THREE elderly former opera singers are whiling away their day on the terrace of a retirement home when a character from their past breezes in and disturbs the peace.
Can they set their differences aside long enough to put together an act for the home’s gala concert celebrating Verdi’s birthday?
Penned by Sir Ronald Harwood and first staged in 1999, Quartet delves into the eccentricities that go hand in hand with old age. Pieter Toerien will present the comedy at Theatre on the Bay from tomorrow to April 7, with West End stars Gary Raymond, Delena Kidd, John Fraser and Wanda Ventham, under the direction of Richard Digby Day.
The story began a decade before Harwood wrote it, when he saw the documentary Tosca’s Kiss on BBC, about Casa Verdi, Verdi’s house in Milan that had been turned into an old-age home for opera singers.
“The film haunted me and I never forgot (it). I thought about it often and some years later I made a note: ‘Idea for play – home for old opera singers, end with the Quartet from Rigoletto.’”
When the time was right, he sat down to shape the idea into Quartet.
Often a writer will insert themselves into their work, consciously or not, a phenomenon Sir Ronald recognises in his writing of this production: “I am in a way all four characters but then I’m all the characters in all the plays I’ve ever written.”
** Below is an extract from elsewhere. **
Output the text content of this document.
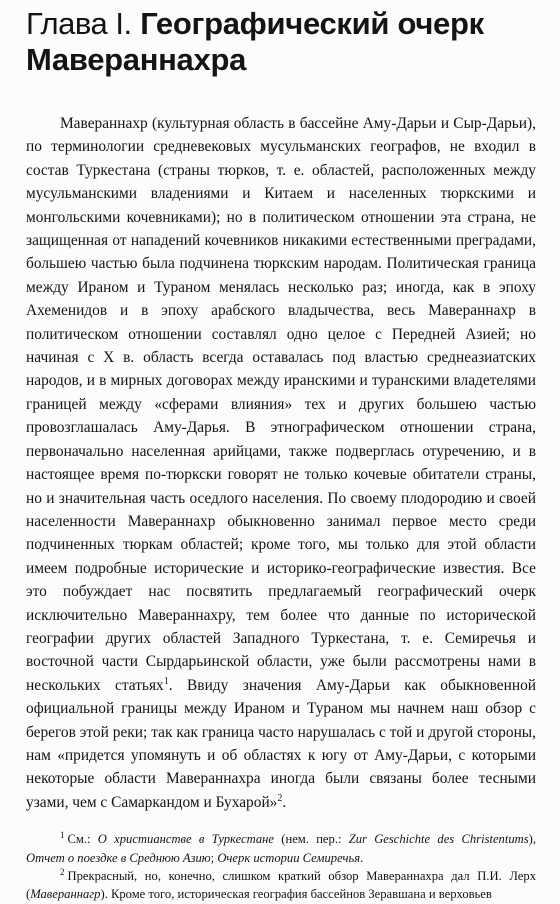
Глава I. Географический очерк Мавераннахра

Мавераннахр (культурная область в бассейне Аму-Дарьи и Сыр-Дарьи), по терминологии средневековых мусульманских географов, не входил в состав Туркестана (страны тюрков, т. е. областей, расположенных между мусульманскими владениями и Китаем и населенных тюркскими и монгольскими кочевниками); но в политическом отношении эта страна, не защищенная от нападений кочевников никакими естественными преградами, большею частью была подчинена тюркским народам. Политическая граница между Ираном и Тураном менялась несколько раз; иногда, как в эпоху Ахеменидов и в эпоху арабского владычества, весь Мавераннахр в политическом отношении составлял одно целое с Передней Азией; но начиная с X в. область всегда оставалась под властью среднеазиатских народов, и в мирных договорах между иранскими и туранскими владетелями границей между «сферами влияния» тех и других большею частью провозглашалась Аму-Дарья. В этнографическом отношении страна, первоначально населенная арийцами, также подверглась отуречению, и в настоящее время по-тюркски говорят не только кочевые обитатели страны, но и значительная часть оседлого населения. По своему плодородию и своей населенности Мавераннахр обыкновенно занимал первое место среди подчиненных тюркам областей; кроме того, мы только для этой области имеем подробные исторические и историко-географические известия. Все это побуждает нас посвятить предлагаемый географический очерк исключительно Мавераннахру, тем более что данные по исторической географии других областей Западного Туркестана, т. е. Семиречья и восточной части Сырдарьинской области, уже были рассмотрены нами в нескольких статьях$^1$. Ввиду значения Аму-Дарьи как обыкновенной официальной границы между Ираном и Тураном мы начнем наш обзор с берегов этой реки; так как граница часто нарушалась с той и другой стороны, нам «придется упомянуть и об областях к югу от Аму-Дарьи, с которыми некоторые области Мавераннахра иногда были связаны более тесными узами, чем с Самаркандом и Бухарой»$^2$.

$^1$ См.: О христианстве в Туркестане (нем. пер.: Zur Geschichte des Christentums), Отчет о поездке в Среднюю Азию; Очерк истории Семиречья.

$^2$ Прекрасный, но, конечно, слишком краткий обзор Мавераннахра дал П.И. Лерх (Мавераннагр). Кроме того, историческая география бассейнов Зеравшана и верховьев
Not only that, he says all of his plays and screenplays seem to be centred in the worlds that concern him, so they do not differ too drastically from one another.
“Quartet is less political than some, but it deals with performing artists about which I seem to write often – The Dresser, Being Julia, Taking Sides. I believe performers – actors, singers, dancers – to be among the most courageous and decent people in society.”
Schooled in Cape Town, Harwood relocated to London to pursue a career in theatre and spent some time at the Royal Academy of Dramatic Art and the Shakespeare Company of Sir Donald Wolfit. Since then he has penned more that 21 stage plays and 10 books, with screenplays such as The Browning Version, Roman Polanski’s version of Oliver Twist, The Pianist and The Diving Bell and the Butterfly.
He was knighted for service to theatre in 2010.
Harwood has been fortunate to see Quartet performed around the world. “Milan was especially memorable because the Italian actors were so in tune with the operatic elements in the play. Also, on the night my wife and I saw it, there were residents of the Casa Verdi in the audience. We met after the performance, which was a huge honour. They were all very complimentary.”
He also mentions the Finnish adaptation of the play, which has been on the schedule of the Helsinki City Theatre since 2002. “And all shows have been sold out – so of course I like it a lot!”
No matter the stage or language, Harwood still has one favourite part: “Verdi’s quartet, of course.”
Quartet has been adapted for the big screen. Directed by Dustin Hoffman, it is scheduled for release in the US this year. Harwood says such an adaptation is an involved process.
“It would need a book to explain. In fact, there is a book about the way I adapt for the screen! I was able to introduce more characters, a range of musicians and singers, which couldn’t be done on stage. I was involved with choosing the director, but not much in the process of the filming, which is intolerably boring.
“I have now adapted four plays into movies. The rule is always the same: preserve the heart of the play but remember you’re writing a film.”
Harwood is writing a new play and discussing ideas for another movie with Polanski.
And who is this staging aimed at? “The ideal audience is them what pays their money to come and see it.”